Research work carried out by Dr Laurence Cuffe as part of his postdoctoral programme involved developing a composite membrane on Vycor glass. The pore size of Vycor glass is too large so it must be chemically modified by coating it with an inorganic nanomembrane.
"The modification to the surface of the Vycor results in the formation of nanoporous plugs which are permeable to carbon dioxide but form a barrier to nitrogen," continues Professor MacElroy.
The preliminary results showed that these membranes exhibit selectivities for carbon dioxide over nitrogen of more than 36:1 in one case and 75:1 in another case at a working temperature of 600°C. Professor MacElroy explained that the group is now looking at other processes of modifying the glass which are more versatile.

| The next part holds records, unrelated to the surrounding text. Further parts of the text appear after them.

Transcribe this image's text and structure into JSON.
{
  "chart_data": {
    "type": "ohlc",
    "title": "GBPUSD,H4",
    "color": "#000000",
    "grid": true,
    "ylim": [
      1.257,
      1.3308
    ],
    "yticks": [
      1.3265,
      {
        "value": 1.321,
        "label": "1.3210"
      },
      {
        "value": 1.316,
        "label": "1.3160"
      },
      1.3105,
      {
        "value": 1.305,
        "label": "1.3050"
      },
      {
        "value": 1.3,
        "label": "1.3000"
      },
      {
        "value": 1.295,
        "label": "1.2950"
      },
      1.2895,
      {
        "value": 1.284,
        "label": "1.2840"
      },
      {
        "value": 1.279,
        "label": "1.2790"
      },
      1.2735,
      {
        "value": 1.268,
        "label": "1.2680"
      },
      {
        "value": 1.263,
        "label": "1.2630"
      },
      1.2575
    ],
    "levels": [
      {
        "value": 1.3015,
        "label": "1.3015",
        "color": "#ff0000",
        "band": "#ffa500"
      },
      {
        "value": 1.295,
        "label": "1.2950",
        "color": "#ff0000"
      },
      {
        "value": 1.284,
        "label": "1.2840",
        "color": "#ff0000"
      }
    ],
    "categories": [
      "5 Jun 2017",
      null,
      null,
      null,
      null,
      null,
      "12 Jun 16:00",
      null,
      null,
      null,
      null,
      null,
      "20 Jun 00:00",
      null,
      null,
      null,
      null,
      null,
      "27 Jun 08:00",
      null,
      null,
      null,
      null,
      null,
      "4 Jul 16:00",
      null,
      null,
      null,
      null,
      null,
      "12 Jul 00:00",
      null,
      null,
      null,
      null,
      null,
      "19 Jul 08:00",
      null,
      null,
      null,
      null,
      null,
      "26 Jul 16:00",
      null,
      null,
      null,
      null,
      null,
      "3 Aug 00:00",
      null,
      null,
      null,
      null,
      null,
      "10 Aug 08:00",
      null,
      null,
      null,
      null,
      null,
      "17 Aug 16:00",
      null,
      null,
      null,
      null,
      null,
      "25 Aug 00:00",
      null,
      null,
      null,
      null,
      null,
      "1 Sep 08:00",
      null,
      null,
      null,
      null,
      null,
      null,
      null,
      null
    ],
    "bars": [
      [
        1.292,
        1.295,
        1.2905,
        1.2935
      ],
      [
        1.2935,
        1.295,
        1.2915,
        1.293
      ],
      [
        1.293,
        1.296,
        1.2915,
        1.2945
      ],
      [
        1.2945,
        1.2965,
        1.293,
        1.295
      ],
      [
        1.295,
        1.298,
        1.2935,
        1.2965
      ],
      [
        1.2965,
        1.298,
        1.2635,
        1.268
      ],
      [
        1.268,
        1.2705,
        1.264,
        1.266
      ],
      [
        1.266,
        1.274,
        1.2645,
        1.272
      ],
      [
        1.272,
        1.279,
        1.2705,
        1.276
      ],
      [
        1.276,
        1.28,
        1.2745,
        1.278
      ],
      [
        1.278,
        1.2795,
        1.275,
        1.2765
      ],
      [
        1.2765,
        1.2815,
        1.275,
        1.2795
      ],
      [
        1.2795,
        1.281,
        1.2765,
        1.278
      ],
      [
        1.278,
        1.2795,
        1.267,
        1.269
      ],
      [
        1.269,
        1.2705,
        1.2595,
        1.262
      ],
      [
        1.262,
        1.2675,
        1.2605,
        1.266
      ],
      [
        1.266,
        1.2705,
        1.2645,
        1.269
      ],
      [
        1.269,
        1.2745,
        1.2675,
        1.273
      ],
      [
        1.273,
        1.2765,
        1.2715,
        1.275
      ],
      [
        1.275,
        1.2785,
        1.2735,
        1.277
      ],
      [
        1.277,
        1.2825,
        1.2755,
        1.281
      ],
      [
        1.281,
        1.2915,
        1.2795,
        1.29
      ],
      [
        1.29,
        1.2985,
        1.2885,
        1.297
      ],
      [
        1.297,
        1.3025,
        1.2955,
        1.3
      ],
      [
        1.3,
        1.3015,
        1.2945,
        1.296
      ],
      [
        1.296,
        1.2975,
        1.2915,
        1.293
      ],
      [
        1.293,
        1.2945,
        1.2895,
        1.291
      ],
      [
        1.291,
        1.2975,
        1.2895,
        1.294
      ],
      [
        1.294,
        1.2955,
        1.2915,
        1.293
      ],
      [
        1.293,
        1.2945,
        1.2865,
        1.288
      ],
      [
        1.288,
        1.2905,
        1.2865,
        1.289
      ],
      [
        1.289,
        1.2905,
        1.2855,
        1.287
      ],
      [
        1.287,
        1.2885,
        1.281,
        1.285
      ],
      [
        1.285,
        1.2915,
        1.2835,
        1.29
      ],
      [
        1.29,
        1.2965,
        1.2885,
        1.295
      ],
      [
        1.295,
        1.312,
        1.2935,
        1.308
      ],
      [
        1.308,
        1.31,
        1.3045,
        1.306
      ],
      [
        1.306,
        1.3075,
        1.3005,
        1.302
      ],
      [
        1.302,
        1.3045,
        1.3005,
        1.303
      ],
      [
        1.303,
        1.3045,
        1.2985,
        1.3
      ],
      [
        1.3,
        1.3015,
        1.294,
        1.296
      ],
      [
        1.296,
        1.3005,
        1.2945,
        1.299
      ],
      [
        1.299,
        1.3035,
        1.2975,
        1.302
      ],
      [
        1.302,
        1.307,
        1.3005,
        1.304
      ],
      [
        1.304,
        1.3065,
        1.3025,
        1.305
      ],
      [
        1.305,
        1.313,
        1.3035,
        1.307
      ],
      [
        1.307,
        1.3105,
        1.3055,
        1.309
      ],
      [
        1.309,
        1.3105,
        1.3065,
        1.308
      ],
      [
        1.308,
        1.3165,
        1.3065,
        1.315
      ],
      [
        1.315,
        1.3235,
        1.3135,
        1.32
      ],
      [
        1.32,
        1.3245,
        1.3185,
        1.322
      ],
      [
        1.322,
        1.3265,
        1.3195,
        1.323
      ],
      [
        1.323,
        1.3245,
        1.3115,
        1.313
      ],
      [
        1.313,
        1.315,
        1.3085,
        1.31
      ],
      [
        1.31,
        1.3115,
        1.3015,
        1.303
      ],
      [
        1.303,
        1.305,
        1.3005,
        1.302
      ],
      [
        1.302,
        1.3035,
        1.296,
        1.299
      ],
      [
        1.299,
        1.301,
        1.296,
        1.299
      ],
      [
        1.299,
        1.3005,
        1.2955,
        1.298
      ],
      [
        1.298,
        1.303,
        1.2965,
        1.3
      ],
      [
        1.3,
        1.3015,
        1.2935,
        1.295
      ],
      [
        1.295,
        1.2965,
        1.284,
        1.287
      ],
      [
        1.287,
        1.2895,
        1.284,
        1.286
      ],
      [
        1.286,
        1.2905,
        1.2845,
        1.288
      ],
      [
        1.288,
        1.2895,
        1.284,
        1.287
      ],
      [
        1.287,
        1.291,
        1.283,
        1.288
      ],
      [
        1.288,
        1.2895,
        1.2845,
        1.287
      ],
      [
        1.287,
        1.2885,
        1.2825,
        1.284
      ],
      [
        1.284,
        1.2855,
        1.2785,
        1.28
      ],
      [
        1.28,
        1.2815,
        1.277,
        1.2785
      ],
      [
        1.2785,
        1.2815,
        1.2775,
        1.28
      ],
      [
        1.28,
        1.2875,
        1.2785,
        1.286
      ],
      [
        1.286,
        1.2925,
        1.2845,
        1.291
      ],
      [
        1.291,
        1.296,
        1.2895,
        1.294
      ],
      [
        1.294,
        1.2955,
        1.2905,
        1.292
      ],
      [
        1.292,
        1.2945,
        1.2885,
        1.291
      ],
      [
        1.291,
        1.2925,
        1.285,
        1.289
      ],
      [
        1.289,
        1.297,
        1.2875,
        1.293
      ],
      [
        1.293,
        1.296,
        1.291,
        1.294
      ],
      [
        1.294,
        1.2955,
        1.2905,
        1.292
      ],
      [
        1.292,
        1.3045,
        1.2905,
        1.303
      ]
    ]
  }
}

After carbon dioxide is captured, it must then be stored long term or recycled. Oceans and forests act as natural carbon dioxide reservoirs but underground caverns, old gas wells and saline aquifers are also used. Statoil, for example, has undertaken a commercial project of capturing carbon dioxide from the Sleipner gas field in the Norwegian North Sea and storing it 1000 meters under the sea bed in a saline aquifer.
Professor MacElroy concludes that "Carbon dioxide could be recycled by returning it to an artificial carbon cycle. It is a valuable commodity and under appropriate processing conditions there is the possibility of converting it into low molecular weight chemical commodities or recycling it into methanol. Recycling captured carbon dioxide could well be part of the quest for renewable energy sources."
The CSCB is a collaboration in the chemical sciences between University College Dublin (UCD), Trinity College Dublin (TCD) and the Royal College of Surgeons of Ireland (RCSI). The centre was established in Dublin in December 2001 after being awarded €26 million by the Irish Government's Higher Education Authority Programme for Research in Third Level Institutions (PRTLI).